AS THE ART MARKET BULLIES US INTO ACCEPTING CERTAIN KINDS of art that it vociferously validates (often super-size with meretricious visual properties), as soaring gallery sales and artists' representations in blue-chip global collections shush critics into catatonic aphasia and as mushrooming art fairs stand glowering over biennales and triennales (many of which come across as fairs in disguise), you look up to the Documenta as one of the last few outposts where the idea and not the Euro is the currency that matters.

Held every five years, the Documenta at Kassel in Germany has acquired a reputation for being one of the most exciting shows for getting a comprehensive picture of the transformations occurring in the art landscapes of countries across the world. Initiated in 1955 by artist and teacher, Arnold Bode, the Documenta was an effort to revitalize post-War Germany's art scene and restore the country's sagging morale - by opening the door to modern ideas and fostering an international spirit of camaraderie through art. The Documenta last year, from 16th June to 23rd September, in its 12th edition, was curated by Roger M. Buergel and Ruth Noack.

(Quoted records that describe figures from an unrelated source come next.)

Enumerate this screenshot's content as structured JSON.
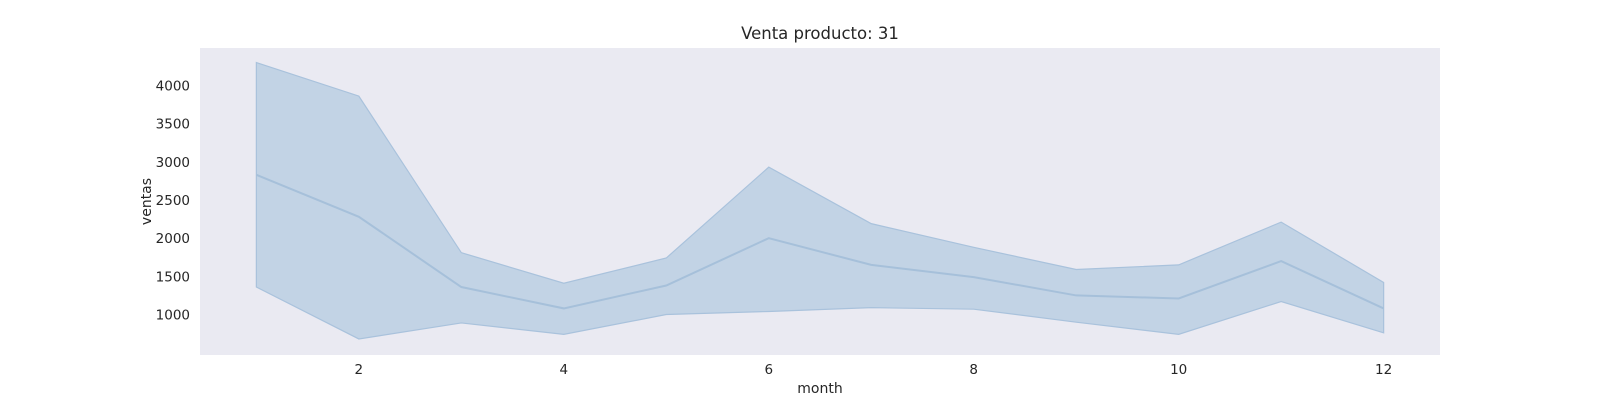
{
  "chart_data": {
    "type": "line",
    "title": "Venta producto: 31",
    "xlabel": "month",
    "ylabel": "ventas",
    "xlim": [
      0.45,
      12.55
    ],
    "ylim": [
      470,
      4490
    ],
    "xticks": [
      2,
      4,
      6,
      8,
      10,
      12
    ],
    "yticks": [
      1000,
      1500,
      2000,
      2500,
      3000,
      3500,
      4000
    ],
    "grid": false,
    "x": [
      1,
      2,
      3,
      4,
      5,
      6,
      7,
      8,
      9,
      10,
      11,
      12
    ],
    "series": [
      {
        "values": [
          2830,
          2280,
          1360,
          1080,
          1380,
          2000,
          1650,
          1490,
          1250,
          1210,
          1700,
          1080
        ],
        "band_lower": [
          1360,
          680,
          890,
          740,
          1000,
          1040,
          1090,
          1070,
          900,
          740,
          1170,
          760
        ],
        "band_upper": [
          4300,
          3860,
          1810,
          1410,
          1740,
          2930,
          2190,
          1880,
          1590,
          1650,
          2210,
          1420
        ]
      }
    ],
    "colors": {
      "background": "#eaeaf2",
      "line": "#a6c0da",
      "band": "#c2d3e5",
      "band_edge": "#a9c2dc"
    }
  }
}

Spread over nine locations, the Documenta 12 was curated around the idea of a direct encounter with art-works so as to "free individual works from over-determined and over-determining, stale, identity-based perceptions". Envisioning a new model of inspired spectatorship, the curators had tried to construct a show that drew from an informal approach to cultural education. Was this a well-considered position or was it a way of legitimizing intellectual languor? Though the absence of detailed gallery-notes that generally go with the art - which set the context and discuss the quality of the artist's intervention - proved to be a great obstacle in responding substantially to the works on view, the curatorial gambit did lead to a model of appreciation and interaction which was both popular and democratic (Alas, it came with all the problems accompanying these categories).
The Schloss Wilhelmshohe, a neoclassical castle housing a museum with a superb collection of Rembrandts and Cranachs, showed, among other works, medieval lacquerwork panels and porcelains from China, Mughal miniatures, Company paintings, Kalighat paintings and calligraphic work by 16th century Persian Haddschi Maqsud At-Tabrizi, which recorded his journey to India. As an attempt at playing off diverse visual environments and expressive contexts, the experience yielded rich dividends - viewers could create rich maps of cultural influences and enrich and complement their world-views, Euro-centric or Post-colonial, whichever they might be.

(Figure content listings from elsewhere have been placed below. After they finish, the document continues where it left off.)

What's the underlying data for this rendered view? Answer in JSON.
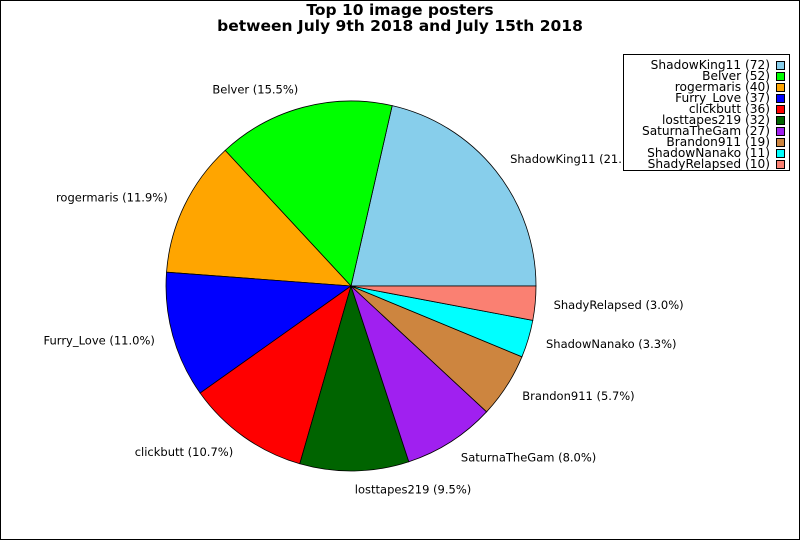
{
  "chart_data": {
    "type": "pie",
    "title_lines": [
      "Top 10 image posters",
      "between July 9th 2018 and July 15th 2018"
    ],
    "slices": [
      {
        "name": "ShadowKing11",
        "value": 72,
        "pct_label": "ShadowKing11 (21.",
        "legend_label": "ShadowKing11 (72)",
        "color": "#87ceeb"
      },
      {
        "name": "Belver",
        "value": 52,
        "pct_label": "Belver (15.5%)",
        "legend_label": "Belver (52)",
        "color": "#00ff00"
      },
      {
        "name": "rogermaris",
        "value": 40,
        "pct_label": "rogermaris (11.9%)",
        "legend_label": "rogermaris (40)",
        "color": "#ffa500"
      },
      {
        "name": "Furry_Love",
        "value": 37,
        "pct_label": "Furry_Love (11.0%)",
        "legend_label": "Furry_Love (37)",
        "color": "#0000ff"
      },
      {
        "name": "clickbutt",
        "value": 36,
        "pct_label": "clickbutt (10.7%)",
        "legend_label": "clickbutt (36)",
        "color": "#ff0000"
      },
      {
        "name": "losttapes219",
        "value": 32,
        "pct_label": "losttapes219 (9.5%)",
        "legend_label": "losttapes219 (32)",
        "color": "#006400"
      },
      {
        "name": "SaturnaTheGam",
        "value": 27,
        "pct_label": "SaturnaTheGam (8.0%)",
        "legend_label": "SaturnaTheGam (27)",
        "color": "#a020f0"
      },
      {
        "name": "Brandon911",
        "value": 19,
        "pct_label": "Brandon911 (5.7%)",
        "legend_label": "Brandon911 (19)",
        "color": "#cd853f"
      },
      {
        "name": "ShadowNanako",
        "value": 11,
        "pct_label": "ShadowNanako (3.3%)",
        "legend_label": "ShadowNanako (11)",
        "color": "#00ffff"
      },
      {
        "name": "ShadyRelapsed",
        "value": 10,
        "pct_label": "ShadyRelapsed (3.0%)",
        "legend_label": "ShadyRelapsed (10)",
        "color": "#fa8072"
      }
    ],
    "start_direction": "east",
    "direction": "counterclockwise",
    "legend_position": "top-right"
  }
}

Among the many exciting opportunities that an event like the Documenta holds out is the chance to play the role of a curator - as you move amongst the hundreds of works on display, you can mentally tick works that suggest their capacity to enter into intimate conversations, that enhance each other's presence by critically relating to shared concepts or processes by creating an enabling network of family resemblances (which as Wittgenstein tells us is as much about differences as about similarities). Sheela Gowda's exquisite installation in the Museum Fridericianum, And.,(2007), which had red meandering cords climbing up and looping down the wall and curving sinuously over the floor (in a room that had Atsuko Tanaka's Electric Dress (1956/86) and a seductively buffed but out-of-place John McCracken sculpture) spoke freely to Mira Schendel's sculptural tangle of knotted threads (Droguinha, 1966) installed in the Friedricanum. Would Gowda's piece choose to whisper to the video installation, Lovely Andrea (2007) by Hito Steyerl, which featured the artist's search for a Bondage picture, you asked yourself. You were quite sure though that it would want to engage with Trisha Brown's installation with trousers, T-shirts, skirts and sweaters that performers moved in and out of (Floor of the Forest, 2007). The 'migration of form' concept that the curators had proposed could lead you to make exciting connections between styles, materials, textures and content across indistinctly related histories and far-flung geographies but it could also make you come up with insensitive and under-imagined taxonomies. As the curator of the Documenta 11, Okwui Enwezor, observed in his piece in Artforum (September 2007), installing Kerry James Marshall's portraits of Black men (who had died in gang-wars or had 'vanished' mysteriously) under a 17th century painting featuring caricatured negroes in the Schloss Wilhelmshohe only managed to be counter-productive: it trivialised Marshall's critique of the apathy towards Blacks - their misrepresentation and under-representation in art and public life. There was a lesson to be learnt here about the wanton leaps of imagination that could land curators in hot waters.
One place where you saw a spirited exchange taking place was the Neue Galerie where Agnes Martin's subdued geometries in River (1964) spoke to Nasreen Mohamedi's elegant spatio-linear distillations in a delicate dialect of mystical minimalism. Mohamedi's Untitled pen-ink-and-graphite drawings and photographs (from the '80s) complemented her diaries on display (from the '70s) which gave evidence of the exceptional co-existence of fragility and poise in her private universe.